Often, when we get into a groove with a habit, we think it will be forever. Habits, unfortunately, are easily lost. Sometimes, we cycle around again and again and remember and affirm a habit or practice that we really want to reclaim, something we might miss or that we know was good for us. A year list is one of those things for me. It was one of the most powerful things I’ve ever done, and though I tried to set up a list in a few of the years since, they didn’t stick in the same way. Maybe it is simply because it really is hard to keep up momentum sometimes on our own.
I am going to try again this year, a new list for this new year.

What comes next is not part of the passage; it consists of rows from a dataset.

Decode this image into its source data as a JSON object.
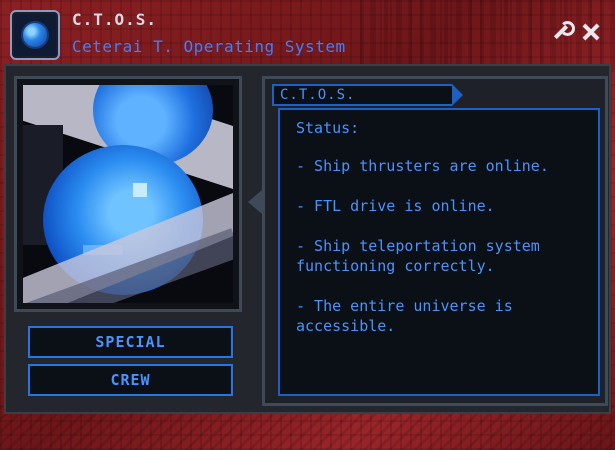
{
  "header": {
    "title": "C.T.O.S.",
    "subtitle": "Ceterai T. Operating System",
    "icons": [
      "app-icon",
      "wrench-icon",
      "close-icon"
    ]
  },
  "side_buttons": [
    {
      "label": "SPECIAL"
    },
    {
      "label": "CREW"
    }
  ],
  "info": {
    "tab_label": "C.T.O.S.",
    "status_heading": "Status:",
    "status_items": [
      "- Ship thrusters are online.",
      "- FTL drive is online.",
      "- Ship teleportation system functioning correctly.",
      "- The entire universe is accessible."
    ]
  },
  "colors": {
    "accent_blue": "#4a93ff",
    "frame_gray": "#3f4a58",
    "background_red": "#7a1a1d"
  }
}
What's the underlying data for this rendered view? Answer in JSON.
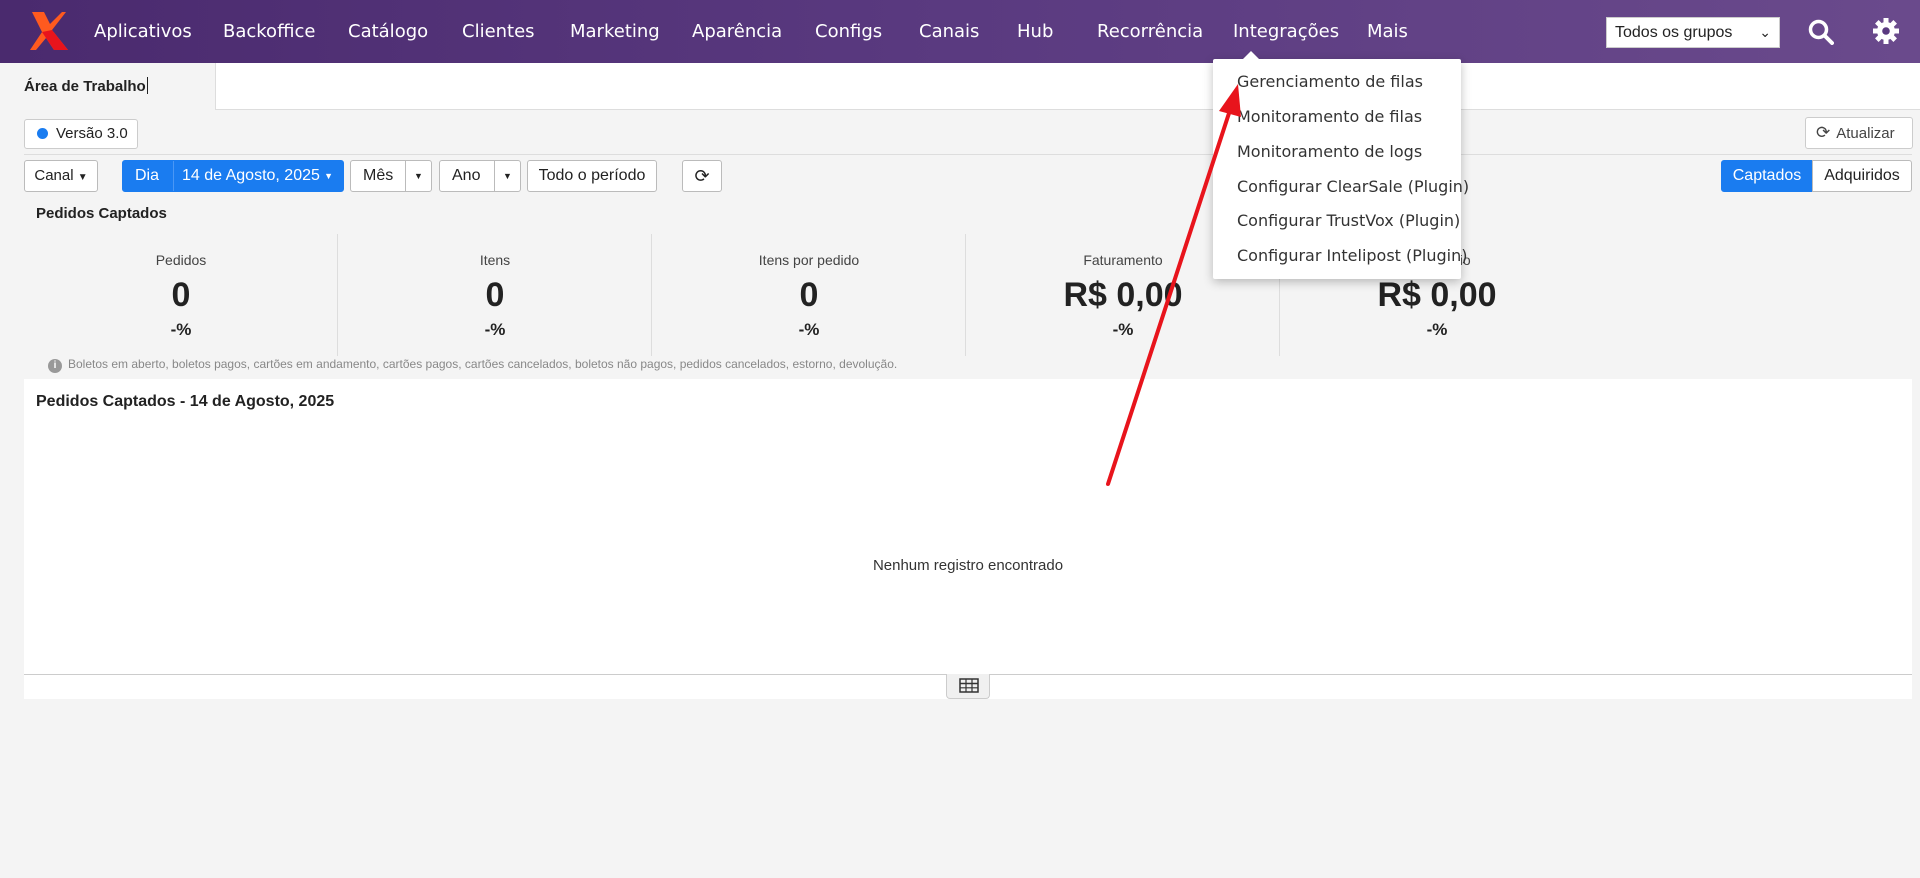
{
  "nav": {
    "items": [
      "Aplicativos",
      "Backoffice",
      "Catálogo",
      "Clientes",
      "Marketing",
      "Aparência",
      "Configs",
      "Canais",
      "Hub",
      "Recorrência",
      "Integrações",
      "Mais"
    ],
    "group_select": "Todos os grupos"
  },
  "tabs": {
    "active": "Área de Trabalho"
  },
  "version": "Versão 3.0",
  "update_label": "Atualizar",
  "controls": {
    "canal": "Canal",
    "dia": "Dia",
    "date": "14 de Agosto, 2025",
    "mes": "Mês",
    "ano": "Ano",
    "todo": "Todo o período",
    "captados": "Captados",
    "adquiridos": "Adquiridos"
  },
  "section_title": "Pedidos Captados",
  "stats": [
    {
      "label": "Pedidos",
      "value": "0",
      "pct": "-%"
    },
    {
      "label": "Itens",
      "value": "0",
      "pct": "-%"
    },
    {
      "label": "Itens por pedido",
      "value": "0",
      "pct": "-%"
    },
    {
      "label": "Faturamento",
      "value": "R$ 0,00",
      "pct": "-%"
    },
    {
      "label": "dio",
      "value": "R$ 0,00",
      "pct": "-%"
    }
  ],
  "note": "Boletos em aberto, boletos pagos, cartões em andamento, cartões pagos, cartões cancelados, boletos não pagos, pedidos cancelados, estorno, devolução.",
  "panel": {
    "title": "Pedidos Captados - 14 de Agosto, 2025",
    "empty": "Nenhum registro encontrado"
  },
  "dropdown": {
    "items": [
      "Gerenciamento de filas",
      "Monitoramento de filas",
      "Monitoramento de logs",
      "Configurar ClearSale (Plugin)",
      "Configurar TrustVox (Plugin)",
      "Configurar Intelipost (Plugin)"
    ]
  },
  "colors": {
    "nav": "#4a2a6e",
    "accent": "#1a7cf0",
    "arrow": "#e8141c"
  }
}
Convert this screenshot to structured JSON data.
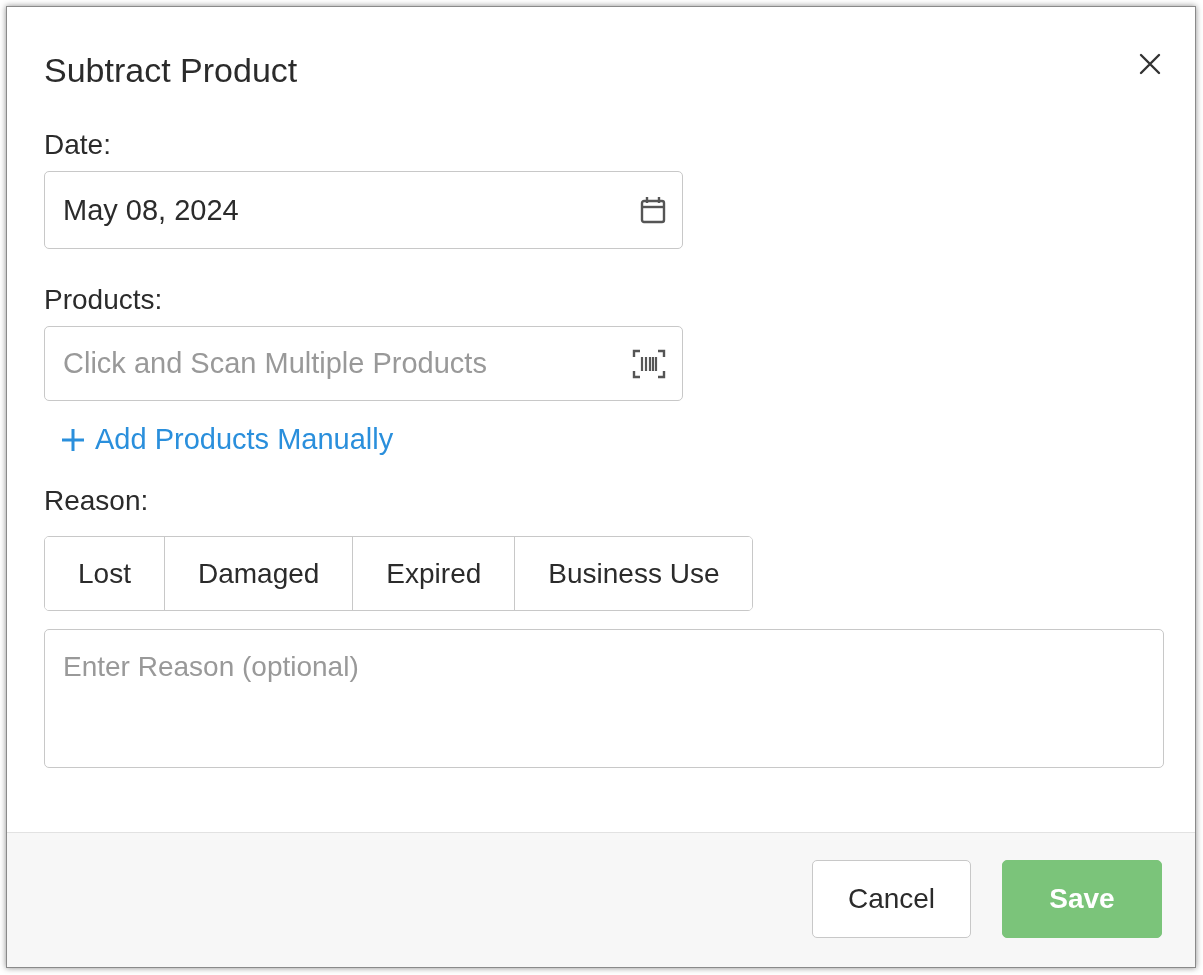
{
  "dialog": {
    "title": "Subtract Product"
  },
  "date": {
    "label": "Date:",
    "value": "May 08, 2024"
  },
  "products": {
    "label": "Products:",
    "placeholder": "Click and Scan Multiple Products",
    "add_link": "Add Products Manually"
  },
  "reason": {
    "label": "Reason:",
    "options": [
      {
        "label": "Lost",
        "selected": false
      },
      {
        "label": "Damaged",
        "selected": false
      },
      {
        "label": "Expired",
        "selected": false
      },
      {
        "label": "Business Use",
        "selected": false
      }
    ],
    "placeholder": "Enter Reason (optional)"
  },
  "buttons": [
    {
      "kind": "secondary",
      "label": "Cancel"
    },
    {
      "kind": "primary",
      "label": "Save"
    }
  ]
}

It may be that the list will have some of the same things as the last one. My circumstances haven’t improved. If anything, we are more limited now. I won’t be going anywhere amazing. But even having those same things on the list may force me to break out of this cocoon of fear and waiting. I know it’s a good thing. I know it can be an energizing thing. And maybe I’ll document it again.
I don’t believe in bucket lists. I just don’t think they have any place in my life. But simple lists that make me revisit a place or drive down a street I’ve never been to, or deal with parking to go somewhere local I haven’t been in years …. These lists can be powerful catalysts. They do help gamify the living. (In case you are wondering, I try to keep most of the list free.)
I started making the list one day this week, and it quickly started feeling like goals and tasks. Year-list making is different. A good mix requires a balance, a sprinkle of whimsy, a dash of foresight, a pinch of challenge, a whiff of adventure, and plenty of flexibility. It’s a game. What will you do each week? What sounds fun? What can you check off the list?
There are a few podcasts related to this…. several from the 50 Before 50 year, but the first one probably sets the stage. There was a show about a birthday day list I did with my mom a few years ago. I think day lists can be very good. They are a proactive way of sorting out what you would like to do on a special day… and then making it happen.
I think life lists like these can be really effective. They can be fun when done with others, too.
Do you set up an annual list, either for the birthday year or the calendar year? (A popular calendar year approach would be something like 23 for 2023. A birthday year list might take the shape of x before x, slotting in the age you will be next year. Or, you might choose a random number, like 20 for x.
What five things would immediately go on your list?